Department of Pathology, School of Basic Medical Science, Guangzhou Medical University, Guangzhou, Guangdong 511436, P.R. China.
Department of Hematology, Guangzhou First People's Hospital, South China University of Technology, Guangzhou 510080, P.R. China.
J Microbiol Biotechnol. 2022 Mar 28;32(3):387-395. doi: 10.4014/jmb.2106.06027.

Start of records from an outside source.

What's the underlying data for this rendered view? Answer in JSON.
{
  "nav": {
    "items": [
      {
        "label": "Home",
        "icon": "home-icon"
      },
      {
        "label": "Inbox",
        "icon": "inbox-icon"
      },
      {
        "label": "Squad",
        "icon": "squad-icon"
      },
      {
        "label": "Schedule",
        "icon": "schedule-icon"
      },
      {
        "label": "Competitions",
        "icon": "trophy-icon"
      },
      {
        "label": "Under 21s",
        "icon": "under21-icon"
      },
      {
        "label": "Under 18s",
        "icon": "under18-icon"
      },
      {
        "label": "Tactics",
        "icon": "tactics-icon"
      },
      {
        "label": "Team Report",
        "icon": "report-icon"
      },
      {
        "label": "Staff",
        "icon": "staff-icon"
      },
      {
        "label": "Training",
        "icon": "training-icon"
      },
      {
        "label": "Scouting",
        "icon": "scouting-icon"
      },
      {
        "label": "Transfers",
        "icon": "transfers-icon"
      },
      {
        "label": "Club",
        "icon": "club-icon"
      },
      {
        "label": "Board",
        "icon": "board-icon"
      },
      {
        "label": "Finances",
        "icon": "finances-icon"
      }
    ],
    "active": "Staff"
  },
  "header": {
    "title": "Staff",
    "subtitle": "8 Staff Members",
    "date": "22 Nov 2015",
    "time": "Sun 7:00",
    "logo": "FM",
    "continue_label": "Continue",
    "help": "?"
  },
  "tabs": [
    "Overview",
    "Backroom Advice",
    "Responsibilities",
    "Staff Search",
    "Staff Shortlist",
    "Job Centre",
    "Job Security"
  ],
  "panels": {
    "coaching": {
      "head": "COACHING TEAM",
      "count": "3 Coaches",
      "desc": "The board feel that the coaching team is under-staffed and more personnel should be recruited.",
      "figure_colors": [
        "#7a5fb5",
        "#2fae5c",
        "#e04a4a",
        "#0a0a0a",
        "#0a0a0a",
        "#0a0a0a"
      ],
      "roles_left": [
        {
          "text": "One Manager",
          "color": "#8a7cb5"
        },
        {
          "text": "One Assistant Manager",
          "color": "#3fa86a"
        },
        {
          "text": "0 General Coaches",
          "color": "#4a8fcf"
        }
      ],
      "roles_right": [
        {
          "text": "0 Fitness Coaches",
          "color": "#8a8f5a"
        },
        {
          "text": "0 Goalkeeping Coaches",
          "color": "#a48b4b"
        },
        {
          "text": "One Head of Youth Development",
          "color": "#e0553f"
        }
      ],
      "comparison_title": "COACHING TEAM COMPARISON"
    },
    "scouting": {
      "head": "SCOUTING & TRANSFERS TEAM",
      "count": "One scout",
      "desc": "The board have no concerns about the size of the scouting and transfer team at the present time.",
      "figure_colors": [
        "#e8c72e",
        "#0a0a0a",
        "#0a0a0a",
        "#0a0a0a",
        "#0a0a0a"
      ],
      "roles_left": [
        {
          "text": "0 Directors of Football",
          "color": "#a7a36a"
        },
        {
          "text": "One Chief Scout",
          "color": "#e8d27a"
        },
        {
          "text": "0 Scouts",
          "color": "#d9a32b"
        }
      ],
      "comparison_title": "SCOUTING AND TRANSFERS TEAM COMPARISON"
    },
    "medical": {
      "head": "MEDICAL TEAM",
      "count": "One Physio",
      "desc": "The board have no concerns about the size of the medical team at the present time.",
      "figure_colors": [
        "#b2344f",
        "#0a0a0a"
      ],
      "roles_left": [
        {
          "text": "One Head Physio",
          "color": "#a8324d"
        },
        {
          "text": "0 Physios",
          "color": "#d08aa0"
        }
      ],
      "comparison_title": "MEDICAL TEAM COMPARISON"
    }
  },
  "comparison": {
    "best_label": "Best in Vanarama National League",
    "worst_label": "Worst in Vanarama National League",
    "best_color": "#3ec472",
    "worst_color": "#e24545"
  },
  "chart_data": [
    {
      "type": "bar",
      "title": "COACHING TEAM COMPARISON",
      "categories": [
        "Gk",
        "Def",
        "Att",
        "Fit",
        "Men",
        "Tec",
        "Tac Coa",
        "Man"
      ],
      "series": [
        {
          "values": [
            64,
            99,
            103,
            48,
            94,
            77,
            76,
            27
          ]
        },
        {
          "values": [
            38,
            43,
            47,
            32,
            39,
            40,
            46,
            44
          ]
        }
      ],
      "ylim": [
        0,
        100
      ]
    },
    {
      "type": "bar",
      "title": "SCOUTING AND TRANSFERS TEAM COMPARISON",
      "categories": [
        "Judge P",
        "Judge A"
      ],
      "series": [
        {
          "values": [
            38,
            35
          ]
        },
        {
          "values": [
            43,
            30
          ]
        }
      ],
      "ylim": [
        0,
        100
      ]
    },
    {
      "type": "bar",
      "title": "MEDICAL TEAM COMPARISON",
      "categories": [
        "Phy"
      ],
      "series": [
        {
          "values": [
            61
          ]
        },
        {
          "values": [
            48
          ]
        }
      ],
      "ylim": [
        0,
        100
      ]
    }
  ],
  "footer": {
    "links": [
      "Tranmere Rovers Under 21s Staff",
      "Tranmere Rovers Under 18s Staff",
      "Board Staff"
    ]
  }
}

Deciphering the metabolites of human diseases is an important objective of biomedical research. Here, we aimed to capture the core metabolites of Fanconi anemia (FA) using the bioinformatics method of a multi-omics composite network. Based on the assumption that metabolite levels can directly mirror the physiological state of the human body, we used a multi-omics composite network that integrates six types of interactions in humans (gene-gene, disease phenotype-phenotype, disease-related metabolite-metabolite, gene-phenotype, gene-metabolite, and metabolite-phenotype) to procure the core metabolites of FA. This method is applicable in predicting and prioritizing disease candidate metabolites and is effective in a network without known disease metabolites. In this report, we first singled out the differentially expressed genes upon different groups that were related with FA and then constructed the multi-omics composite network of FA by integrating the aforementioned six networks. Ultimately, we utilized random walk with restart (RWR) to screen the prioritized candidate metabolites of FA, and meanwhile the co-expression gene network of FA was also obtained. As a result, the top 5 metabolites of FA were tenormin (TN), guanosine 5'-triphosphate, guanosine 5'-diphosphate, triphosadenine (DCF) and adenosine 5'-diphosphate, all of which were reported to have a direct or indirect relationship with FA. Furthermore, the top 5 co-expressed genes were CASP3, BCL2, HSPD1, RAF1 and MMP9. By prioritizing the metabolites, the multi-omics composite network may provide us with additional indicators closely linked to FA.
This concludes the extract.